There is a part of this story that is the low-end, or lack thereof for AMD. The AMD EPYC 7313 is a 16 core 155W TDP part and the lowest TDP part of the EPYC 7003 series. In contrast, AMD had at least eight parts in the 120-155W range with the EPYC 7002 series. AMD is retaining these low-end parts, but it is doing something else, it is effectively ceding the low power per socket market.
It seems the Milan I/O die is using enough power that realistically AMD would struggle to make a viable sub 100W part to compete with the Intel Xeon Bronze 3206R or something in the low-end Xeon Silver range.
AMD’s answer is simple: use a 1P server instead of 2P lower-end SKUs. Still, in Milan the lowest-cost part is the AMD EPYC 7313P at $913. That means the current Intel Bronze, Xeon Silver, and even some Xeon Gold parts are in direct competition in the $900-1000 range or less. If one just needs to “light the platform” to bring a few hard drives online, then AMD effectively has no answer with Milan. This is the gaping hole in the line that Rome parts are meant to partly fill.
Networking Performance Check 200GbE is Here
When we looked at previous generation systems, we have used 100GbE as our basis to see how fast the networking out of a system can get. Now, we have 200GbE NVIDIA Mellanox ConnectX-6 NICs capable of 200GbE per port.
We hooked these into two AMD platforms each with a pair of EPYC 7763’s (more on platforms on the next page) and we saw excellent performance of around 195Gbps. That is slightly lower than we expected, but we also did not spend a lot of time tuning. Still, we were within 3% of 200Gbps so that was excellent.
Overall here, we can see ultra-fast per-port connectivity. We think most servers with higher than 1/10GbE networking in this generation will use 25GbE/ 100GbE but we wanted to show that this was possible. With some of the older Arm solutions, we noticed that they were struggling to keep line rate. Now we just need to figure out how to get a 400GbE switch for the lab like the Inside an Innovium Teralynx 7-based 32x 400GbE Switch we just got hands-on time with:
Hitting this amount of traffic is no easy feat. 200GbE is not something that can be driven out of a single PCIe Gen3 x16 slot (although there are multi-host adapters) so this is currently a differentiator for AMD until Intel Ice Lake Xeons launch.

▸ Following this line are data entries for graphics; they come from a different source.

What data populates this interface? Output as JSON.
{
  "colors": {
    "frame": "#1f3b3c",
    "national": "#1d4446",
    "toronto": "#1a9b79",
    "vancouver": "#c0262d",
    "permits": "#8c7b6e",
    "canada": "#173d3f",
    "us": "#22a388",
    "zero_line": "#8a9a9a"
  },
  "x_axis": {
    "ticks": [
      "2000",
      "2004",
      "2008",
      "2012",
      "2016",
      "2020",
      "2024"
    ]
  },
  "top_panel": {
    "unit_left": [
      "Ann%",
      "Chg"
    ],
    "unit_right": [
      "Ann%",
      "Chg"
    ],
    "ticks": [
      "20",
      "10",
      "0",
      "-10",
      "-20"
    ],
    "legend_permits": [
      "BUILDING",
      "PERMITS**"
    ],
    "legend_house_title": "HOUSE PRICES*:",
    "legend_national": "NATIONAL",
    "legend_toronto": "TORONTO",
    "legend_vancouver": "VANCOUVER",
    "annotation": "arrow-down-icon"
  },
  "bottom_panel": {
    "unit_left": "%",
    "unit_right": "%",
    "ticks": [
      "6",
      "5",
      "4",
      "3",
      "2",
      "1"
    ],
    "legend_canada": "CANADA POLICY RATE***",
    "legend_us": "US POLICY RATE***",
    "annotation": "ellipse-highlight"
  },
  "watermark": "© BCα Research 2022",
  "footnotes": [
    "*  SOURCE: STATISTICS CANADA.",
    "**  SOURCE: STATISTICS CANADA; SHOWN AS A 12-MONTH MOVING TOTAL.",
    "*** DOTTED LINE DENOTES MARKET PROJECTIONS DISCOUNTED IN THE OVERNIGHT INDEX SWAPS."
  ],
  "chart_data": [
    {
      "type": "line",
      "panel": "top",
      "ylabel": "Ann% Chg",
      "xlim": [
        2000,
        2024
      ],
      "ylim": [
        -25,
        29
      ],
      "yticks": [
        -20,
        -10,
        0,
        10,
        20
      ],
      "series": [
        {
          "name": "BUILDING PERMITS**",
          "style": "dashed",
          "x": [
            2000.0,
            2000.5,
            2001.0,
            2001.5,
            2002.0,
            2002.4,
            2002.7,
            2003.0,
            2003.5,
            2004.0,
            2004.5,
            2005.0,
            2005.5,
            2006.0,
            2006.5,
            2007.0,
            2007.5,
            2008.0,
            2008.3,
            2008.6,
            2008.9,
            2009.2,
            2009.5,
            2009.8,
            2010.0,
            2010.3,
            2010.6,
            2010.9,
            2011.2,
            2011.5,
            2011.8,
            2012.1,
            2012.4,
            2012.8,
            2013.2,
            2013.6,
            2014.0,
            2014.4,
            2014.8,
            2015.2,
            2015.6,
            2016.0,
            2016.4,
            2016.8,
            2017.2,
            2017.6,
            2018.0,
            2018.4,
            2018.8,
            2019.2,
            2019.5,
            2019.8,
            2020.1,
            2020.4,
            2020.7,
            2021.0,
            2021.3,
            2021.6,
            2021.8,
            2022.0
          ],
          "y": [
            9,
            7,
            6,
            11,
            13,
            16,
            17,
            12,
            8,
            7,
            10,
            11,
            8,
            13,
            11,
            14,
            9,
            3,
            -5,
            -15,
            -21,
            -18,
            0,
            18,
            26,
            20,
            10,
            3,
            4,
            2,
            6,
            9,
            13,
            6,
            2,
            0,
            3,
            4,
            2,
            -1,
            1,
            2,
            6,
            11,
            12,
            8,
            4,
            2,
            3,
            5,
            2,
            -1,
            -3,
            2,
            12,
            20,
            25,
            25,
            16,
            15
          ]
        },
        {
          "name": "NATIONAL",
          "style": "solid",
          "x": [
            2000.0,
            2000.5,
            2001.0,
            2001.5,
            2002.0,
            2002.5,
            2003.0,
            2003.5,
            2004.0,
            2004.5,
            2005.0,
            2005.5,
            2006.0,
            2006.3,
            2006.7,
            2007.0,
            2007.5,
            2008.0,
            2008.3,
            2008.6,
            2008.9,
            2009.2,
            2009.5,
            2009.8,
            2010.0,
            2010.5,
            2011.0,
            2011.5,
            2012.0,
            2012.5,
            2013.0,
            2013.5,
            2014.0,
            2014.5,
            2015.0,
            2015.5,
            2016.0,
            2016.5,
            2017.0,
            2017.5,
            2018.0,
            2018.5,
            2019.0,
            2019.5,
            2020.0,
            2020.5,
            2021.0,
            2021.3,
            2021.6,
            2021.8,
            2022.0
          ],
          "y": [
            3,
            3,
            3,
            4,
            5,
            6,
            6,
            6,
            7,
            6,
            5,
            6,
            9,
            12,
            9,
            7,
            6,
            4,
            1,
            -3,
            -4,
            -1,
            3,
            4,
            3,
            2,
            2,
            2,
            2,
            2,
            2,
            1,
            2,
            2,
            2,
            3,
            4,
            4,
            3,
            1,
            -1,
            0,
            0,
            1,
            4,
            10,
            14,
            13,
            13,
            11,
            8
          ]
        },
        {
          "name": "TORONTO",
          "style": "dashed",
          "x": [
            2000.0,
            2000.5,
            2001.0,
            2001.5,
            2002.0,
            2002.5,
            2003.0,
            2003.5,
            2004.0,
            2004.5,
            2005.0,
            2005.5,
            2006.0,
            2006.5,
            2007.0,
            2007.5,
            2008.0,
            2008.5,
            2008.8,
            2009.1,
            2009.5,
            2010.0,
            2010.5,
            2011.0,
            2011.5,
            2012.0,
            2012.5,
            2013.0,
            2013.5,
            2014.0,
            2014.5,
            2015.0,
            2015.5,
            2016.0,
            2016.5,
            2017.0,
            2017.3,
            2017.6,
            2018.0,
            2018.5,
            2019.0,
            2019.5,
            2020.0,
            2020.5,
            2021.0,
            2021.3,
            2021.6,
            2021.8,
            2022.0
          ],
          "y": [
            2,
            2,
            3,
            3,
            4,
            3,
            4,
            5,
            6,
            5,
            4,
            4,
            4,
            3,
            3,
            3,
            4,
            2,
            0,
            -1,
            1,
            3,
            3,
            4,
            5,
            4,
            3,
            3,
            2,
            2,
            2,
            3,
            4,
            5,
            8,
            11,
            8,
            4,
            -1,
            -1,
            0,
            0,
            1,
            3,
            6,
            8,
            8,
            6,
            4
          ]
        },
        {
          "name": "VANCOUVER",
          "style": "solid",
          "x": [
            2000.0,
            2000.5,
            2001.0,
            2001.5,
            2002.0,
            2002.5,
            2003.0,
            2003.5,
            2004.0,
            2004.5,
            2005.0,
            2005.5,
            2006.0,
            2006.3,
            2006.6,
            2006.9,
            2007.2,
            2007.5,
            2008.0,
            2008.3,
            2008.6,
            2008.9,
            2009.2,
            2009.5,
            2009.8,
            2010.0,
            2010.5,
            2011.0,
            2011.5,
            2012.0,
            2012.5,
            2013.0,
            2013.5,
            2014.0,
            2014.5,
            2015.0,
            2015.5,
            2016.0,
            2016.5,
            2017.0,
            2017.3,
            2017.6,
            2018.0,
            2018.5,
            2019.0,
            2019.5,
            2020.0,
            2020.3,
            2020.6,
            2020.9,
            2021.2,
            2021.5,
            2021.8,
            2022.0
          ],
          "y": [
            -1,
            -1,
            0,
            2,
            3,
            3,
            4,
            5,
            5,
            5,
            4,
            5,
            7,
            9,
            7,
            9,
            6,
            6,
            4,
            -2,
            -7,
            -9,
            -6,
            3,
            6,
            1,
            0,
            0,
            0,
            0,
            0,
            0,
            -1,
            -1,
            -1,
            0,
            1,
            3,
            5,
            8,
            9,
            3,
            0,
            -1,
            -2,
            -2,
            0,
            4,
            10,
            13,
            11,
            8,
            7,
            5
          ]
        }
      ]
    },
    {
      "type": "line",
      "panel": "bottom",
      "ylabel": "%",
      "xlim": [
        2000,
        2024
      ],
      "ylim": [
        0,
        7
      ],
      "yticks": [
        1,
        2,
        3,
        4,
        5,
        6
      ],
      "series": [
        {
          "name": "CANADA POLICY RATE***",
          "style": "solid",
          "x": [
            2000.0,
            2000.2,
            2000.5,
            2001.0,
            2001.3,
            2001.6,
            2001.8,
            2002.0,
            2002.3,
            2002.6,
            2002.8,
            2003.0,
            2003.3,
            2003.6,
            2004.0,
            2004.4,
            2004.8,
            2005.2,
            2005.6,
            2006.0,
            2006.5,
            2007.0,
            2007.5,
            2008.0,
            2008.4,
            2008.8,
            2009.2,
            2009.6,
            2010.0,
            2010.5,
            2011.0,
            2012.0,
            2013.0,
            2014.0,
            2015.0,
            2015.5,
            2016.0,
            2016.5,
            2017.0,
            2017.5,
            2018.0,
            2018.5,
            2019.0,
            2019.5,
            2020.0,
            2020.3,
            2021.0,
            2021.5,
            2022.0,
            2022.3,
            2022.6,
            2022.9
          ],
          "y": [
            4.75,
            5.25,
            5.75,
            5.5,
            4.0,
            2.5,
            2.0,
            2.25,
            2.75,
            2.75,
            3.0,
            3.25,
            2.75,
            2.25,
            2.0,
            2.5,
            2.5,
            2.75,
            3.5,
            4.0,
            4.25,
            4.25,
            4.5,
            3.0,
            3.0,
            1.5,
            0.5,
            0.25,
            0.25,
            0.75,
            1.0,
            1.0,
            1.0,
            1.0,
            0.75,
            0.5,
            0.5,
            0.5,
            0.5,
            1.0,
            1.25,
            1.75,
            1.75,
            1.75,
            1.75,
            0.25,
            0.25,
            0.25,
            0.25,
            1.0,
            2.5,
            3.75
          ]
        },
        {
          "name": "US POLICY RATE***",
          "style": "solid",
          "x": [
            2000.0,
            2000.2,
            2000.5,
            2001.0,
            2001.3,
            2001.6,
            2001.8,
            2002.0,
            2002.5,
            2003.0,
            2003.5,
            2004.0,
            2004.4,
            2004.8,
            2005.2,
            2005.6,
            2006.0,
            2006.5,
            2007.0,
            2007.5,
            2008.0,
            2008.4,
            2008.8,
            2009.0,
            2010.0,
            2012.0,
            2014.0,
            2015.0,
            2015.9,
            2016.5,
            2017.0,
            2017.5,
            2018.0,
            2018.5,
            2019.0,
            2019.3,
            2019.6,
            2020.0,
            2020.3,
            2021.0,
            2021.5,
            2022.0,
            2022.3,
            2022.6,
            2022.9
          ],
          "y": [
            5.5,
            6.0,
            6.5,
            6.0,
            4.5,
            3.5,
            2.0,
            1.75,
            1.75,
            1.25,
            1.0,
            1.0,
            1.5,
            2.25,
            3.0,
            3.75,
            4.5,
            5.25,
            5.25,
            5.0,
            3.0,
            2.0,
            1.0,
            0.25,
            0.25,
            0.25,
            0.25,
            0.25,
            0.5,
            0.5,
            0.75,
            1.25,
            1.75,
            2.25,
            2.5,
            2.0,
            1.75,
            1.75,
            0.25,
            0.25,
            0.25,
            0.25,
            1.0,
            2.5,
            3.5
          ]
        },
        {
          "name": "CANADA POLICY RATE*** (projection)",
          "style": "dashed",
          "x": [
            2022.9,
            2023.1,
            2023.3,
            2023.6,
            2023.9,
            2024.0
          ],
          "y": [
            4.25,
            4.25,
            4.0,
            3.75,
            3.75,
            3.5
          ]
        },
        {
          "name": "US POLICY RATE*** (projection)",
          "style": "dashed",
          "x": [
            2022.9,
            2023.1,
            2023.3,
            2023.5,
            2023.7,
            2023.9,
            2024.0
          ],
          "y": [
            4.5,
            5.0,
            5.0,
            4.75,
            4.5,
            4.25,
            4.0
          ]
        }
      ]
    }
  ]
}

Next, we are going to take a look at some of the partner platforms before we get to a discussion on Ice Lake Xeons which we could not show the performance of, but we will discuss what is public about them.
Any reason why the 72F3 has such conservative clock speeds?
The 7443P looks as if it will become STH subscriber favorite. Testing those is hopefully prime objective :)? Speed, per core pricing, core count – there this CPU shines.
What are you trying to say with: “This is still a niche segment as consolidating 2x 2P to 1x 2P is often less attractive than 2x 2P to 1x 2P” ?
Have you heard co.s are actually thinking of EPYC for virtualization not just HPC? I’m seeing these more as HPC chips
I’d like to send appreciation for your lack of brevity. This is a great mix of architecture, performance but also market impact.
The 28 and 56 core CPUs are because of the 8-core CCXs allowing better harvesting of dies with only one dead core. Previously, you couldn’t have a 7-core die because then you would have an asymmetric CPU with one 4-core CCX and one 3-core CCX. You would have to disable 2 cores to keep the CCXs symmetric. Now with the 8-core CCXs you can disable one core per die and use the 7-core dies to make 28-core and 56-core CPUs.
CCD count per CPU may be: 2/4/8
Core count per CCD may be: 1/2/3/4/5/6/7/8
So in theory these core counts per CPU are possible: 2/4/6/8/10/12/14/16/20/24/28/32/40/48/56/64
I’m wondering if we’re going to see new Epyc Embedded solutions as well, these seem to be getting long in the tooth much like the Xeon-D.
Is there any difference between 7V13 and 7763?